"" Writer's Wanderings: Galapagos Journal - Isabela Island

Thursday, May 23, 2013

Galapagos Journal - Isabela Island

Isabela Island is the largest of the Galapagos Islands. It was formed from five volcanoes which are all still considered active. The last eruption occurred in May 2008. The place for our morning excursion is called Punta Moreno and is one of the least visited sites because of its remote location and access.

Our excursion is a zodiac ride and a walk. Our first sighting comes as the zodiac nears an outcropping of lava rocks. A Flightless Cormorant works at his morning preening. The Flightless Cormorant has no natural predators in the Glapagos. It is distinguished by its small atrophied wings. It is one of the rarest birds in the world and found only in the Galapagos.


It isn’t long before we see marine iguanas congregating on the rocks around us and swimming in the water. There are so many iguanas in Galapagos that it is impossible to not see some type of iguana no matter where you visit.






As we motor around the lava rocks along the shore, I notice the red ring of metal around the propeller of the outboard motor. It is there to protect the sea lions and other marine life from the blades. I wondered if that would be helpful to the manatees in Florida? So many are maimed by the propeller blades of motor vessels.

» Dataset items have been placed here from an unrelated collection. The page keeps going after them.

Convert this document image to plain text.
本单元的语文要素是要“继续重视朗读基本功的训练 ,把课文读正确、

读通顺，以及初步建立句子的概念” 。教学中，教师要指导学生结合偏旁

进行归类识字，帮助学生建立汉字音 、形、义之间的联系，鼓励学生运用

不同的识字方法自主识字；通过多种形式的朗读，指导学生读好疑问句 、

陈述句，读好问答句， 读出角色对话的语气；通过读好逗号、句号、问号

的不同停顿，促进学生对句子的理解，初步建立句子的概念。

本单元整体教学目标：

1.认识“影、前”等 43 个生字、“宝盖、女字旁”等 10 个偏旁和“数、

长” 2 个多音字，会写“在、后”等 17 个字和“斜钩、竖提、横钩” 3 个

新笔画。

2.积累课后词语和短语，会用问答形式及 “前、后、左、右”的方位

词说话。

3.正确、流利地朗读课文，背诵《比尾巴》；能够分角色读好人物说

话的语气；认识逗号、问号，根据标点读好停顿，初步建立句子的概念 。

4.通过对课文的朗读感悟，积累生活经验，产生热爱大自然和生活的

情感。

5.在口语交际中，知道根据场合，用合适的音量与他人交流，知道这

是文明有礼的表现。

Soon we are among the blue footed boobies. Even from a distance, you can tell their feet are blue. Against the black lava rock, they really stand out. The blue footed boobie has a life span of 15-20 years. It fishes for its food near the shore but it can be seen diving (death defying if you ask me) into the water to go after a tasty tidbit. Sometimes the boobies will do a mass dive which really scatters the fish in a school and makes them vulnerable to the boobies. 

To attract a mate, the male blue footed boobie is said to dance. He brings his tail up, spreads his wings, and whistles toward the sky. Unfortunately we didn't get to witness this little performance. Perhaps we should have played some music?


As we near the lava rock where we will have a dry landing stepping on the rugged and often sharp lava, we are cautioned again on watching where we step not only for our safety but for the safety of the iguana that blend into their surroundings so well.

The lava is punctuated by clusters of lava cactus. The orange tips are the new growth. In the distance we can see candlestick cactus so named because they resemble candelabras.

We pass by a very green area that is actually a marshy tidal pool. To step in it would be like sinking in green quicksand. Continuing on, we come upon the tidal pool that is our destination. Tunnels from the sea lead into it and when the tide is high, marine animals find their way to the pool only to be trapped there during low tide.

Today there are four or five sea turtles swimming in the pool accompanied by three sharks. The largest of the white tipped sharks is about four feet long. We stand and watch their pacing as they make a small circle that gets wider at each pass and then the cycle starts over again.

Our group of 16 makes its way back along the trail we came on. The loose lava grinds beneath our shoes while the more solid places alternate between a smooth porous surface and waves of lava resembling melted chocolate that is cooling. Large pieces of lava that are loose make a sound as if someone has stepped on fine china.


Back on board the Xpedition, we enjoy cool drinks and a BBQ lunch. The air conditioning is nice but we find that sitting outside is pleasant. We have truly been fortunate with the weather so far. There has been a nice breeze and even though at times the humidity climbs, the heat has been bearable. As I watch the chefs cook over the charcoal grills though, I wonder how they can stand the extra heat. The food is wonderful: chicken, ribs, fish, and Galapagos lobster. A good lava walk sure builds up an appetite.